Но это - жизнь призрака, жизнь после жизни.
Уже крестоносцы Св. Людовика обнаружили в классических декорациях лишь выжженную пустыню и несколько чахлых олив. Говорят, что развалины города ещё служили бастионом испанскому монарху, а генуэзский адмирал грузил здесь камнями суда. Пизанцы до сих пор верят, что их собор - из карфагенского мрамора.
У истории свои законы, для неё Карфаген умер после слов Катона.
Синяя птица справедливости
Известная агада о заблудившихся в пустыне ставит вопрос: выпить остатки воды самому и дойти или, поделившись, погибнуть? Талмуд склоняет к первому решению. И действительно, нужно быть слепым, чтобы не видеть диктатуры выгоды, дарвиновская борьба оставляет этику отчаянию. «Из славы или прибыли выбери прибыль», - учит купца средневековая китайская песня, «обмани таможенника и, если нужно, друга», - декларирует она кодексом чести барыш. С тех пор, как место за городом, где шла торговля, дало имя «мещанству», захватившему мир, благородство перекочевало в мифы, а благодарность вызывает иронию. Зачем лицемерить, совесть, действительно, химера, биология - вне морали.
Мы не верим в прижизненное воздаяние, возврат Иову потерянного кажется нам неправдоподобным. «Ибо Ты воздаёшь каждому по делам его», - утверждает шестьдесят первый псалом. Но торжество справедливости - иллюзия. Жертвы, мученики, палачи, самозванцы, пророки перепутаны на земле картами засаленной колоды. Каждый школьник чествует Коперника, повторившего мысли Аристарха Самосского. Ванини, задолго до отцов эволюции предположившего наше происхождение от обезьян, ждал костёр инквизиции и могила забвения. Впрочем, его наблюдение с возрастом перестаёт быть откровением: под проницательным взглядом старости Божья искра меркнет, как фальшивая драгоценность, и в людях всё больше проступает их далёкий предок. «Хорошо, что человеческие слёзы не горят, - иронизирует восточный поэт XII века, - иначе бы их дым заволок небо и погасил солнце».
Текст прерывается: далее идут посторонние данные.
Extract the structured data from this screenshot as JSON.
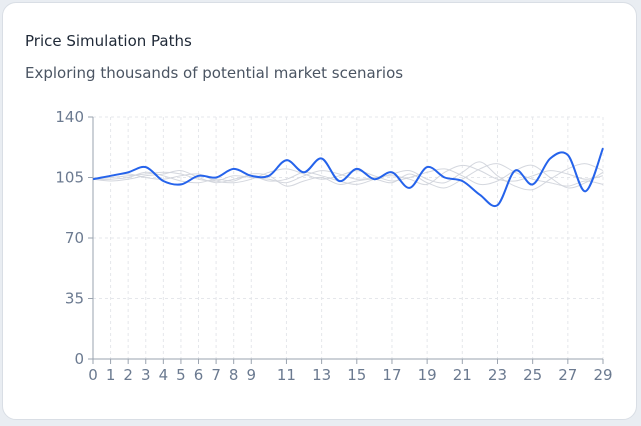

Жажда справедливости иррациональна, как вера в чудо. «Верую, потому что безумно» делает справедливость предметом религии, пытающейся объяснить необъяснимое. Стоики, с их наивной доминантой долга, превратили этику в бич, христиане отвели ей метафору распятого на кресте, секуляризованная мораль Спинозы разбила её на сумму лживых теорем. Манихеи, катары и богумилы, отрицающие мир как средоточие Зла, безусловно, честнее: плоть черна, наша природа ужасна.
Но слова затирают слова: на земле правят удача и ловкость, над нами - холодные звёзды. Зачем нести горб этических комплексов, если нас ждёт всё искупающее забвение? Куда проще считать этот мир лучшим из миров, чем отвергать ради гордого «я», затерявшегося в его дебрях. К подчинению ходу вещей взывает инстинкт, попытки изменить который обречены. Конформизм замыкает «я» на обустройстве улиточного дома, но смириться и приспособиться - значит не быть.
Этика выше целесообразности, она - бунт против очевидного, крик тонущего пловца, который отвергает протянутую верёвку. Справедливость - это обман, необходимый для выживания, это мираж, заставляющий идти вперёд, это маяк, светящий обречённому кораблю.
Кто зажёг его? И с какой непостижимой целью? Не об этом ли поёт ветер, молчат звёзды и простодушно вопрошают наши сердца?
Из суммы ограничений, которые налагает творчество, наибольшее сожаление вызывает запрет проникаться своим произведением. Невозможно услышать музыку родного языка, ни одному певцу не дано насладиться собственным голосом. За героями и героинями художнику видятся бессонные ночи, случайные открытия, блуждания, обманчивое, как свет луны, вдохновение и радость от удачно подставленного слова. Подбирая эпитеты, мы говорим, что Наташа Ростова чиста, как первый снег, а Долохов циничен и храбр, мы можем перечислить и другие их качества; но Толстой, много раз исправлявший романы, воспринимал эти образы, конечно, иначе, ведь он был одновременно их отцом, матерью, повитухой и гувернёром. Утрата непосредственности - изнанка мастерства, автор видит перед собой только черновик, а это противоречит гипнозу текста. Восторг Пушкина, завершившего «Годунова», меньше, чем у рядового поклонника его поэмы. И, главное, носит иной характер.
Чтобы избавиться от редакторской мании, нужно забыть написанное. Сименон признавался, как однажды его захватил детектив, оказавшийся из его же ранних. Но он, несомненно, лукавит: такое раздвоение невозможно, закон един для всех.